Sweet Home City Council members last week made a timely attempt to capitalize on the momentum and public interest associated with Samaritan Health’s plans for Wiley Creek Community.
They made it pretty clear that this is a chance for Samaritan to strengthen its relationship with Sweet Home residents, to go beyond just patching up the rift that developed two weeks ago following the announcement that Samaritan planned to convert the assisted living facility at Wiley Creek to a live-in substance abuse treatment center.
A review of all the gory details isn’t necessary at this point. Suffice to say that we’re moving in a positive direction. The key thing now is to keep that going.
It appears that the tempest that erupted following the plan to close Wiley Creek’s Main Lodge has focused Samaritan officials’ attention on the realities surrounding the property and Sweet Home’s pride and investment in it.
Most of that investment is emotional, except for those who pay to live there, but it is still a significant commitment, as Samaritan has acknowledged by changing its plans.
At Tuesday’s meeting, as we report on page 1 of today’s issue, a number of very interesting and worthwhile ideas were broached about how the property could better serve the community – and ultimately be more profitable.
The latter is a problem we all need to be concerned about. Samaritan hasn’t made a lot of the fact that Wiley Creek has been in the red since its inception, but that came out last week and it should be a concern to us all.
As our story reports, suggestions for beefing up the service potential – and value – of Wiley Creek include urgent care, expanded physical therapy, memory care and stroke therapy.

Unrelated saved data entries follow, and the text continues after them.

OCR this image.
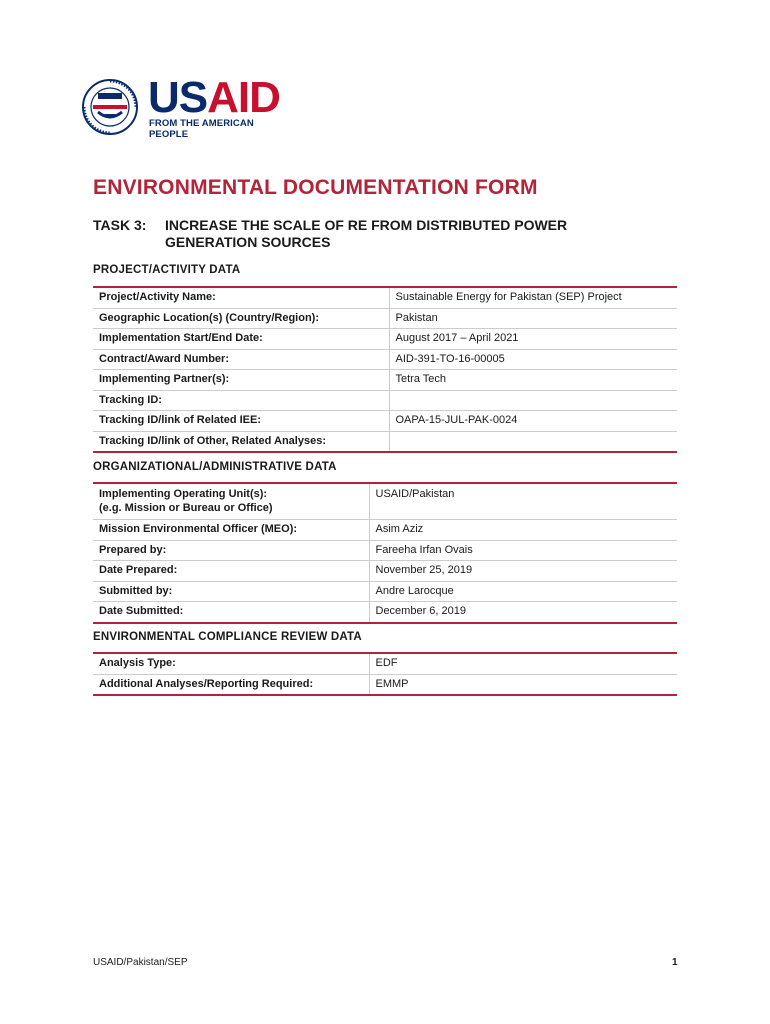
USAID
FROM THE AMERICAN PEOPLE
ENVIRONMENTAL DOCUMENTATION FORM
TASK 3: INCREASE THE SCALE OF RE FROM DISTRIBUTED POWER
GENERATION SOURCES
PROJECT/ACTIVITY DATA
Project/Activity Name:	Sustainable Energy for Pakistan (SEP) Project
Geographic Location(s) (Country/Region):	Pakistan
Implementation Start/End Date:	August 2017 – April 2021
Contract/Award Number:	AID-391-TO-16-00005
Implementing Partner(s):	Tetra Tech
Tracking ID:	
Tracking ID/link of Related IEE:	OAPA-15-JUL-PAK-0024
Tracking ID/link of Other, Related Analyses:	
ORGANIZATIONAL/ADMINISTRATIVE DATA
Implementing Operating Unit(s):
(e.g. Mission or Bureau or Office)	USAID/Pakistan
Mission Environmental Officer (MEO):	Asim Aziz
Prepared by:	Fareeha Irfan Ovais
Date Prepared:	November 25, 2019
Submitted by:	Andre Larocque
Date Submitted:	December 6, 2019
ENVIRONMENTAL COMPLIANCE REVIEW DATA
Analysis Type:	EDF
Additional Analyses/Reporting Required:	EMMP
USAID/Pakistan/SEP	1
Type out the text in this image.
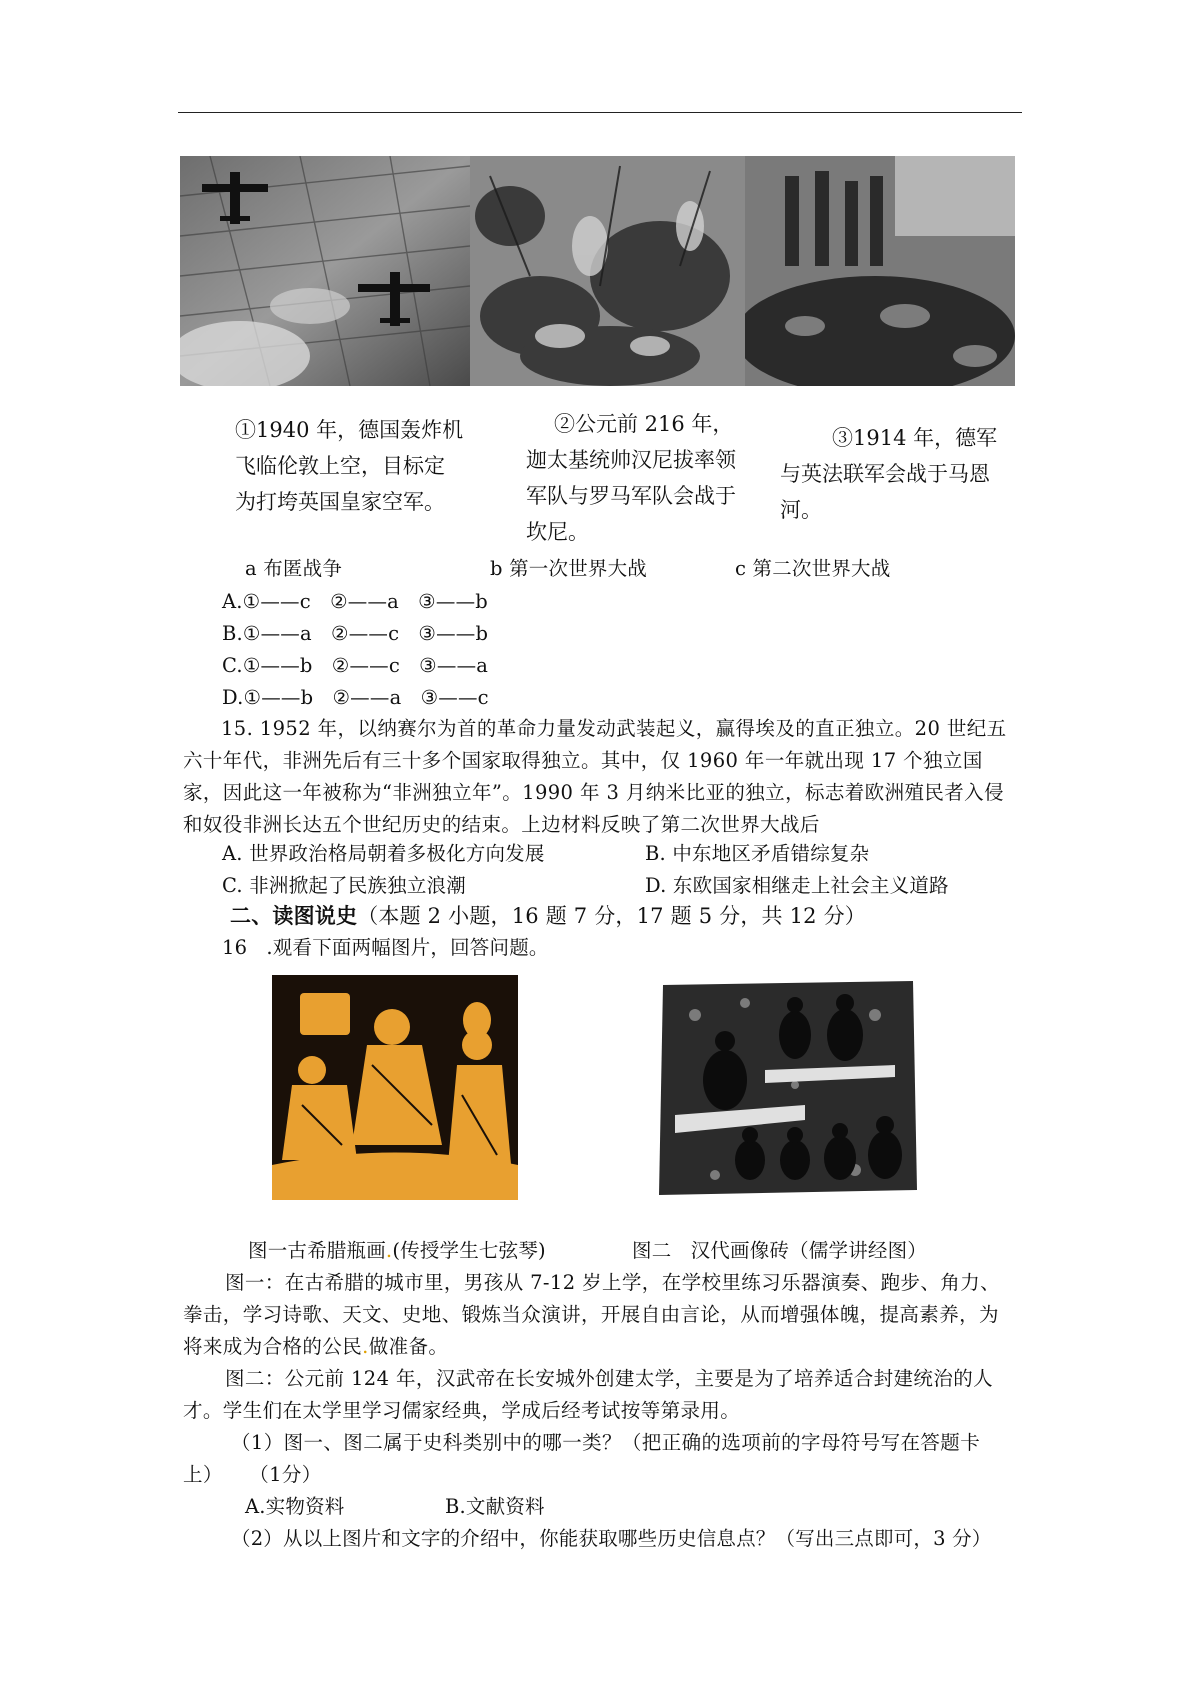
①1940 年，德国轰炸机飞临伦敦上空，目标定为打垮英国皇家空军。
②公元前 216 年，迦太基统帅汉尼拔率领军队与罗马军队会战于坎尼。
③1914 年，德军与英法联军会战于马恩河。
a 布匿战争	b 第一次世界大战	c 第二次世界大战
A.①——c   ②——a   ③——b
B.①——a   ②——c   ③——b
C.①——b   ②——c   ③——a
D.①——b   ②——a   ③——c
15. 1952 年，以纳赛尔为首的革命力量发动武装起义，赢得埃及的直正独立。20 世纪五六十年代，非洲先后有三十多个国家取得独立。其中，仅 1960 年一年就出现 17 个独立国家，因此这一年被称为“非洲独立年”。1990 年 3 月纳米比亚的独立，标志着欧洲殖民者入侵和奴役非洲长达五个世纪历史的结束。上边材料反映了第二次世界大战后
A. 世界政治格局朝着多极化方向发展	B. 中东地区矛盾错综复杂
C. 非洲掀起了民族独立浪潮	D. 东欧国家相继走上社会主义道路
二、读图说史（本题 2 小题，16 题 7 分，17 题 5 分，共 12 分）
16   .观看下面两幅图片，回答问题。
图一古希腊瓶画.(传授学生七弦琴)	图二   汉代画像砖（儒学讲经图）
图一：在古希腊的城市里，男孩从 7-12 岁上学，在学校里练习乐器演奏、跑步、角力、拳击，学习诗歌、天文、史地、锻炼当众演讲，开展自由言论，从而增强体魄，提高素养，为将来成为合格的公民.做准备。
图二：公元前 124 年，汉武帝在长安城外创建太学，主要是为了培养适合封建统治的人才。学生们在太学里学习儒家经典，学成后经考试按等第录用。
（1）图一、图二属于史科类别中的哪一类？（把正确的选项前的字母符号写在答题卡上）    （1分）
A.实物资料	B.文献资料
（2）从以上图片和文字的介绍中，你能获取哪些历史信息点？（写出三点即可，3 分）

It’s no secret to anyone who has a connection to the folks living at Wiley Creek that its distance from Samaritan Lebanon Community Hospital is a detriment. It’s resulted in more than one departure – to Lebanon or Albany, where medical care is more readily available in a timely fashion. Others have simply packed up and moved elsewhere, without ever giving Wiley Creek a chance.
Councilmen Greg Mahler and Dave Trask, both firefighters, made an impassioned and, we think, very valid case for why urgent care would be a good fit for the East County. Not only would it ilkely save lives, but it would significantly benefit the already beleaguered Sweet Home Fire and Ambulance District, which puts exponentially more miles on its equipment than other local fire districts, as they noted.
To be blunt, the prevailing notion among many East County residents is that Samaritan’s attention is focused elsewhere. It’s not reassuring to wait weeks or months for a chance to see a doctor at Sweet Home Family Medicine, which lacks facilities and personnel to handle anything other than basic visits to the doctor.
This is not a criticism of the clinic’s staff, who are committed and, in many cases, go the second mile for patients. But the fact that it’s not uncommon for the clinic to call an ambulance for someone suffering cardiac symptoms, to transport them to Lebanon or beyond is not comforting. Neither is the fact, as Mahler pointed out in the council meeting, that about one-third of ambulance trips don’t stop at SLCH because it often is overloaded.
Not to put too fine a point on it, but when the lack of local medical resources is factored into all that aggressive building Samaritan is doing everywhere but here, we aren’t left feeling warm and cozy.
Establishing more immediate urgent care facilities and personnel right at Wiley Creek would not only send a message to local residents that Samaritan cares about Sweet Home, but it makes sense to think that it might increase the appeal of Wiley Creek to seniors looking for a place to settle.
The fact that Wiley Creek has never grown past the first of several planned phases in its nearly 20 years of existence, because the demand apparently hasn’t been significant enough, signifies how badly this problem needs to be addressed.
Why not? What’s missing that would cause a senior to choose a facility where all they would see from their window is a patch of grass and some concrete sidewalks, compared to Wiley Creek’s backdrop of tall forested mountains?
We get the problem here. We understand what Samaritan executives have stated: that the economy of scale that makes other senior living communities in the Mid-Valley profitable isn’t there for Wiley Creek.
We have intelligent, motivated local residents who get it, just like Samaritan got it that we want to keep Wiley Creek.
Let’s get it together and solve this problem.